Schwäbische Zeitung: Leitartikel - Freundschaft statt Leidenschaft
Ravensburg (ots)
Ja, doch sie lieben ihn noch. Nicht mehr leidenschaftlich, aber freundschaftlich. US-Präsident Barack Obama erfreut sich in Deutschland großer Sympathien, auch wenn aus dem "yes, we can" mitunter ein "yes, we scan" geworden ist. Doch Datenaffäre hin, Guantanamo her, im Grunde zehrt Obama von der tiefen Abneigung der Deutschen gegen George W. Bush. Anything but Bush (Alles außer Bush), hieß damals die Devise, nachdem dieser in den Irak-Krieg gezogen war.
Doch wenn der einst umjubelte Hoffnungsträger Obama im Umfeld des 50. Jahrestags der Kennedy-Rede Berlin besucht, wird deutlich: Hier kommt nicht der große Freund der Deutschen, sondern ein vertrauter Staatsmann, der zwei Botschaften im Gepäck haben wird. Die Deutschen sollen sich international mehr engagieren. Und das europäisch-amerikanische Freihandelsabkommens muss schnell geschlossen werden.

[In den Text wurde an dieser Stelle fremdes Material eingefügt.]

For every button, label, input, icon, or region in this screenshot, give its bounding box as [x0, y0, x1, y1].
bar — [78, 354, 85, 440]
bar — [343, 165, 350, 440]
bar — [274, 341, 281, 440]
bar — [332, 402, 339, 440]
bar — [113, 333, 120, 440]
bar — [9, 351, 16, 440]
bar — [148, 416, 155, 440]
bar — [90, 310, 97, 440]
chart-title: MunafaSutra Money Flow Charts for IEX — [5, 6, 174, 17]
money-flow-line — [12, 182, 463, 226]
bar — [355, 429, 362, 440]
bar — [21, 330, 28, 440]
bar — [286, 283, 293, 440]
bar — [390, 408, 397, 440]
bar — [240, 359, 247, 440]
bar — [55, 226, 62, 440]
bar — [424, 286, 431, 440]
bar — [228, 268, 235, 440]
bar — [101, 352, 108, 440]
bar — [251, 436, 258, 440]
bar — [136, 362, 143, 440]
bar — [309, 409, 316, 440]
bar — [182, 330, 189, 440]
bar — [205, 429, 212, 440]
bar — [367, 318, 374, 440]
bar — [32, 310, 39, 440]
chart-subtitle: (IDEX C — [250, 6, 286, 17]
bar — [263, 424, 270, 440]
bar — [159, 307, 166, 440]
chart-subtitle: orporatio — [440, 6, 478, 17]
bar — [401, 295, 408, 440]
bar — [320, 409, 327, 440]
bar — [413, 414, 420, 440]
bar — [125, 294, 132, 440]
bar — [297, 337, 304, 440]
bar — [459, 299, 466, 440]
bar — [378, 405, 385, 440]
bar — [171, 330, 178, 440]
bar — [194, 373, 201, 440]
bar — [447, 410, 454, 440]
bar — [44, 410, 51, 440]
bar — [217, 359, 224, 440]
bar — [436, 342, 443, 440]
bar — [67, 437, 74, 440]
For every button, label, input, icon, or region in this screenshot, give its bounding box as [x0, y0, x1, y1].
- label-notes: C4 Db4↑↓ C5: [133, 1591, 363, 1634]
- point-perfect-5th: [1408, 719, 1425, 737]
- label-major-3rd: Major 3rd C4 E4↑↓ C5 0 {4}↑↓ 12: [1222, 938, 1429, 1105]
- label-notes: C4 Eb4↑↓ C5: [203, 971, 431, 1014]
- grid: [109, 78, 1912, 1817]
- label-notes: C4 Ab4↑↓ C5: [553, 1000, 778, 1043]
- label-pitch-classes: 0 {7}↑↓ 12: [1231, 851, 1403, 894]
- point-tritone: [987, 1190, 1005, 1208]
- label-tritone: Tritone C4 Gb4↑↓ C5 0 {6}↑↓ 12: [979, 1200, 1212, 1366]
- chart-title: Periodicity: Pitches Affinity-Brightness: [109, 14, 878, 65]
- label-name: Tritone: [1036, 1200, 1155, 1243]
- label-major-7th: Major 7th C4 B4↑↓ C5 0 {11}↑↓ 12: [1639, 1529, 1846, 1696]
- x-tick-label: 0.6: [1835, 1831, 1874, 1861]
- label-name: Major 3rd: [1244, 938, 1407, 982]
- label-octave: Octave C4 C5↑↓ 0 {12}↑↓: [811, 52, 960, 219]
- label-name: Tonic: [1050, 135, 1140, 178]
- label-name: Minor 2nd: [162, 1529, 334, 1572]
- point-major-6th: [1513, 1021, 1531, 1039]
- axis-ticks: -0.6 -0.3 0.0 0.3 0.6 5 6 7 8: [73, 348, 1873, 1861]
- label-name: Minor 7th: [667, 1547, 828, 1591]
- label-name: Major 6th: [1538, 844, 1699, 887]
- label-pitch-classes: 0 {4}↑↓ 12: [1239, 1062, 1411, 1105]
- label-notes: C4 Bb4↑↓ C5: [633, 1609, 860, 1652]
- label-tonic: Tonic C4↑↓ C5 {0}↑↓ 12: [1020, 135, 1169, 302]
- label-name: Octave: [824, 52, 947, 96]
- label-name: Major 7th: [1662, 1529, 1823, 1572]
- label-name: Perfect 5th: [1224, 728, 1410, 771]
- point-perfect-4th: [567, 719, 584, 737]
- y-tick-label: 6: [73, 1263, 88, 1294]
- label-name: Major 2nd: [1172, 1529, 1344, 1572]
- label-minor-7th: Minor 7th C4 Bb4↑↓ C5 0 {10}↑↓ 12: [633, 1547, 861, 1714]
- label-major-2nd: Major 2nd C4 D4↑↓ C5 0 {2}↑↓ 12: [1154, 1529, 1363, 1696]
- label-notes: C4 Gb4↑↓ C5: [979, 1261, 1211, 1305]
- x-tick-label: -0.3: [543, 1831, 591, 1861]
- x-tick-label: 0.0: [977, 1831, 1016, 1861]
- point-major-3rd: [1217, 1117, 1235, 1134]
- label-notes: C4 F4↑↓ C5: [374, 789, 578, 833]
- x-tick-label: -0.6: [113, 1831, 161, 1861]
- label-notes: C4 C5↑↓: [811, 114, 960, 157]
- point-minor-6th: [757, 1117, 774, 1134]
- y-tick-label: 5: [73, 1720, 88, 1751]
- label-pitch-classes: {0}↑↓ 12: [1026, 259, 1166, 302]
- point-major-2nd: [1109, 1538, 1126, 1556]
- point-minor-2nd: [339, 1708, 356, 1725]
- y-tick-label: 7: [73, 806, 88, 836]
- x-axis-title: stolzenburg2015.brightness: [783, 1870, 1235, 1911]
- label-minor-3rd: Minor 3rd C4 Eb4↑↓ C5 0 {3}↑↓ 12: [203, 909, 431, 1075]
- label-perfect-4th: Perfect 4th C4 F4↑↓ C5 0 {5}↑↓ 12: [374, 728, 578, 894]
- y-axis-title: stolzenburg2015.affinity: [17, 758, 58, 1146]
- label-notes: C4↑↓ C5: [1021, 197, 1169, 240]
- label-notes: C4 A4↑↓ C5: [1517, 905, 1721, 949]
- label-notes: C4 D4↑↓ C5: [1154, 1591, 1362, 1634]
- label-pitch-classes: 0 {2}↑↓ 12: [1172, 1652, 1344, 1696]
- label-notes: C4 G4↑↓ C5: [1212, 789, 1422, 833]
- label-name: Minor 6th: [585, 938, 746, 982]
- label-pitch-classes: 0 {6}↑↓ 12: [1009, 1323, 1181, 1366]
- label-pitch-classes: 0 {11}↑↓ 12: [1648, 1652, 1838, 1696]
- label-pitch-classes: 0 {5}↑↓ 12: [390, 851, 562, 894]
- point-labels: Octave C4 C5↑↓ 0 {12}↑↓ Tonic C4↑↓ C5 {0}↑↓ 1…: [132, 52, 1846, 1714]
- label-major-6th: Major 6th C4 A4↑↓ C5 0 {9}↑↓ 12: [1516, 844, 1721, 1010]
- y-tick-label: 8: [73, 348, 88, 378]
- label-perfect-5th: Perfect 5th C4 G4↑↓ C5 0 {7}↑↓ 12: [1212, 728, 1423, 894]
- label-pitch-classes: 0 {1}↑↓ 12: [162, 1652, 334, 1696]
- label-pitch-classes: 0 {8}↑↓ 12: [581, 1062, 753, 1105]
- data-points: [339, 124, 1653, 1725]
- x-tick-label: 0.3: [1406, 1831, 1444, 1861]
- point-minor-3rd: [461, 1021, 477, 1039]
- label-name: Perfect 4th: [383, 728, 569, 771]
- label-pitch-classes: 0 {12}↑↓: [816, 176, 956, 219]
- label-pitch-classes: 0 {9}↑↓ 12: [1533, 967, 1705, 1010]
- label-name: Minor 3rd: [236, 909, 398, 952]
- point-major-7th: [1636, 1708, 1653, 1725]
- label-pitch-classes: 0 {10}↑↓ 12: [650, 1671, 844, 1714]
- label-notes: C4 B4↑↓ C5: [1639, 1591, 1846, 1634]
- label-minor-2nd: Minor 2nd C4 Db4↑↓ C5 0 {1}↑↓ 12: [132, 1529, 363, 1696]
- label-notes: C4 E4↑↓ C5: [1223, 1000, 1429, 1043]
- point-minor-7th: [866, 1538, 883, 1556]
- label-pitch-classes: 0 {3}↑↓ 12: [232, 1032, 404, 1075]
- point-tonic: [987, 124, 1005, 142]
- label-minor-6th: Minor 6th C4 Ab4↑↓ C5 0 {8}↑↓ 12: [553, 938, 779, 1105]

Beides ist für die deutsche Regierung nicht unproblematisch. Denn gute transatlantische Beziehungen werden diesseits und jenseits des Ozeans unterschiedlich definiert. Deutschland sieht sich gerne in einer Wertegemeinschaft mit den USA, aber nicht in der Verantwortung für den Frieden in der ganzen Welt. In Deutschland steckt noch die Tradition des nicht souveränen Staates, der von den USA beschützt wird. Die USA aber erwarten, dass Deutschland gemäß seiner Größe und Kraft jetzt auch selbst vitaler wird. Was die europäisch-amerikanische Freihandelszone angeht, so stehen die Demonstranten in Berlin schon bereit, die mit einem riesigem Chlor-Huhn oder einer Fracking-Spritze zeigen, was sie alles nicht wollen.
Gerade in Zeiten, in denen sich die USA weit mehr dem wirtschaftlich interessanteren asiatisch-pazifischen Raum zuwenden, ist Obamas Besuch in Berlin aber ein gutes Zeichen. Es wird nicht mehr ganz so herzlich, nicht mehr ganz so eng - aber die Zusammenarbeit mit den USA wird weitergehen. Und zumindest in der Frontstadt des Kalten Krieges spielt Dankbarkeit gegenüber dem Verbündeten noch eine Rolle. Und das ist auch gut so.